Okay, this problem just puzzles me. I've double-checked the remote id on my 921 to make sure it matches my remote, but for some reason the receiver does not respond to any buttons that I press. My Sony HDTV however does respond to the TV assigned buttons.

Is there any way to do a hard reset on the remote to restore it to factory defaults? Or is it possible that this remote could be damaged?

Any help would be greatly appreciated!


----------



## phongluu (Mar 8, 2005)

Reset it by Holding the Power button for 10 seconds.

Another trick is: Open the case, unplug the UHF module and replug back.

Good luck,
P.L


----------



## f13dfx (Apr 9, 2007)

Hi. Thanks for the quick reply. I tried the reset method, but no go. 

How do I go about opening this remote. I can only find a small screw at the bottom of the remote. Even when removing that, the 2 halves would not budge. 



phongluu said:


> Reset it by Holding the Power button for 10 seconds.
> 
> Another trick is: Open the case, unplug the UHF module and replug back.
> 
> ...


----------



## motrac (Jan 5, 2003)

[QUOTE

Another trick is: Open the case, unplug the UHF module and replug back.

P.L[/QUOTE]

he means open the cover on the receiver and unplug the connector on the u.h.f.
module.
my remote wouldn't work last night either, i pulled the power cord on the
receiver and that fixed it.


----------



## ClaudeR (Dec 7, 2003)

Dumb question - is the antenna still attached to the receiver?

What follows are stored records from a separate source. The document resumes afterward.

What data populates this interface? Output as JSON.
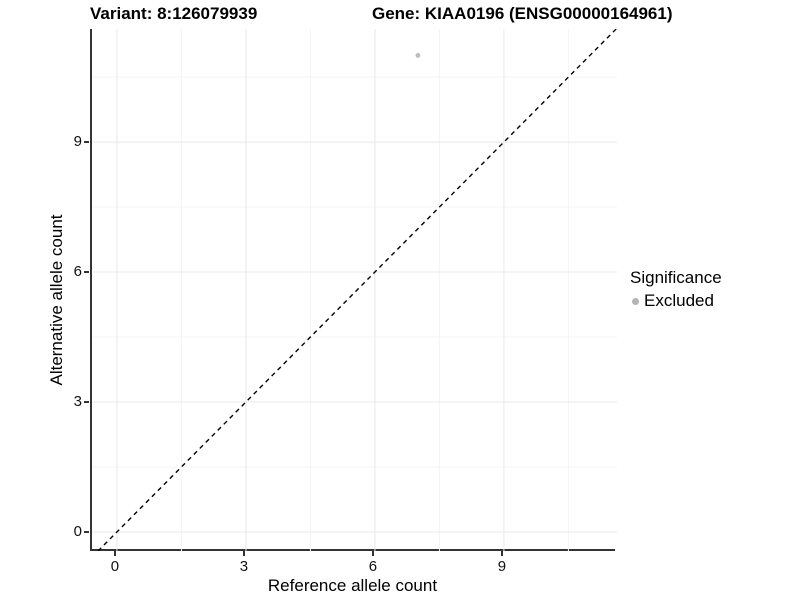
{
  "titles": {
    "variant": "Variant: 8:126079939",
    "gene": "Gene: KIAA0196 (ENSG00000164961)"
  },
  "legend": {
    "title": "Significance",
    "items": [
      {
        "label": "Excluded",
        "color": "#b5b5b5"
      }
    ]
  },
  "colors": {
    "axis_line": "#333333",
    "major_grid": "#e8e8e8",
    "minor_grid": "#f4f4f4",
    "identity_line": "#000000",
    "point": "#bdbdbd",
    "text": "#000000"
  },
  "chart_data": {
    "type": "scatter",
    "title": "",
    "xlabel": "Reference allele count",
    "ylabel": "Alternative allele count",
    "x_ticks": [
      0,
      3,
      6,
      9
    ],
    "y_ticks": [
      0,
      3,
      6,
      9
    ],
    "minor_x": [
      1.5,
      4.5,
      7.5,
      10.5
    ],
    "minor_y": [
      1.5,
      4.5,
      7.5,
      10.5
    ],
    "xlim": [
      -0.58,
      11.63
    ],
    "ylim": [
      -0.44,
      11.61
    ],
    "grid": true,
    "legend_position": "right",
    "identity_line": {
      "style": "dashed",
      "slope": 1,
      "intercept": 0
    },
    "series": [
      {
        "name": "Excluded",
        "color": "#bdbdbd",
        "points": [
          {
            "x": 7,
            "y": 11
          }
        ]
      }
    ]
  }
}
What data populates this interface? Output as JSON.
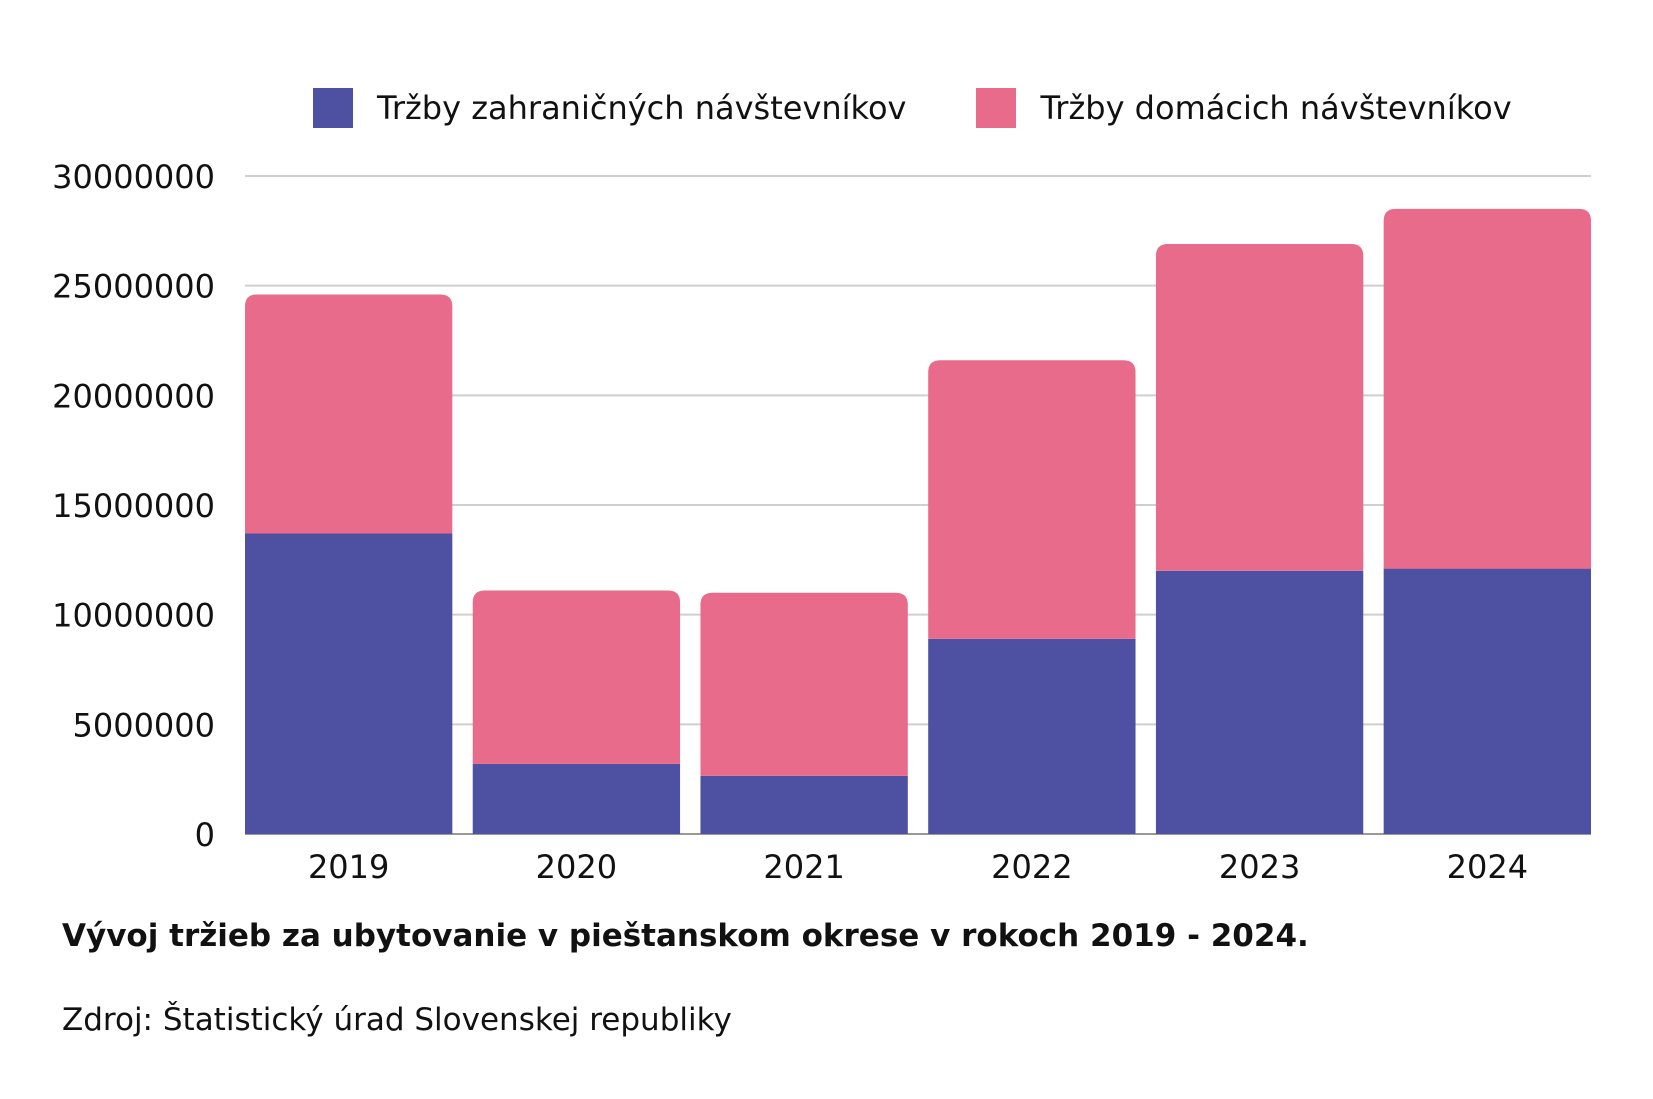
{
  "chart_data": {
    "type": "bar",
    "stacked": true,
    "title": "Vývoj tržieb za ubytovanie v pieštanskom okrese v rokoch 2019 - 2024.",
    "source": "Zdroj: Štatistický úrad Slovenskej republiky",
    "xlabel": "",
    "ylabel": "",
    "ylim": [
      0,
      30000000
    ],
    "yticks": [
      0,
      5000000,
      10000000,
      15000000,
      20000000,
      25000000,
      30000000
    ],
    "ytick_labels": [
      "0",
      "5000000",
      "10000000",
      "15000000",
      "20000000",
      "25000000",
      "30000000"
    ],
    "grid": true,
    "legend_position": "top",
    "categories": [
      "2019",
      "2020",
      "2021",
      "2022",
      "2023",
      "2024"
    ],
    "series": [
      {
        "name": "Tržby zahraničných návštevníkov",
        "color": "#4e50a2",
        "values": [
          13700000,
          3200000,
          2650000,
          8900000,
          12000000,
          12100000
        ]
      },
      {
        "name": "Tržby domácich návštevníkov",
        "color": "#e86b8b",
        "values": [
          10900000,
          7900000,
          8350000,
          12700000,
          14900000,
          16400000
        ]
      }
    ]
  }
}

This is a dumb question that I came upon through personnal experience


----------



## Michael P (Oct 27, 2004)

phongluu said:


> Reset it by Holding the Power button for 10 seconds.
> 
> Another trick is: Open the case, unplug the UHF module and replug back.
> 
> ...


WARNING: I would never open up the case of a 921 unlless you want to void any chance of getting future warranty replacements!

Even if your 921 is past it's 1 year anniversary, they still may (and have been in my case) extended the "warranty" replacement.


----------



## gpaint (Oct 8, 2006)

I have been doing more reading in other forums and the consensus is that some of the 8.0 UHF Pro remotes ONLY work for the 811.

I see a lot of them on eBay and they all say that the 8.0 works for both the 921 and 811. I have 2 remotes which DO NOT WORK for my 921 but BOTH WORK for my 811.

Is there a SECRET CODE that enables them for a 921?


----------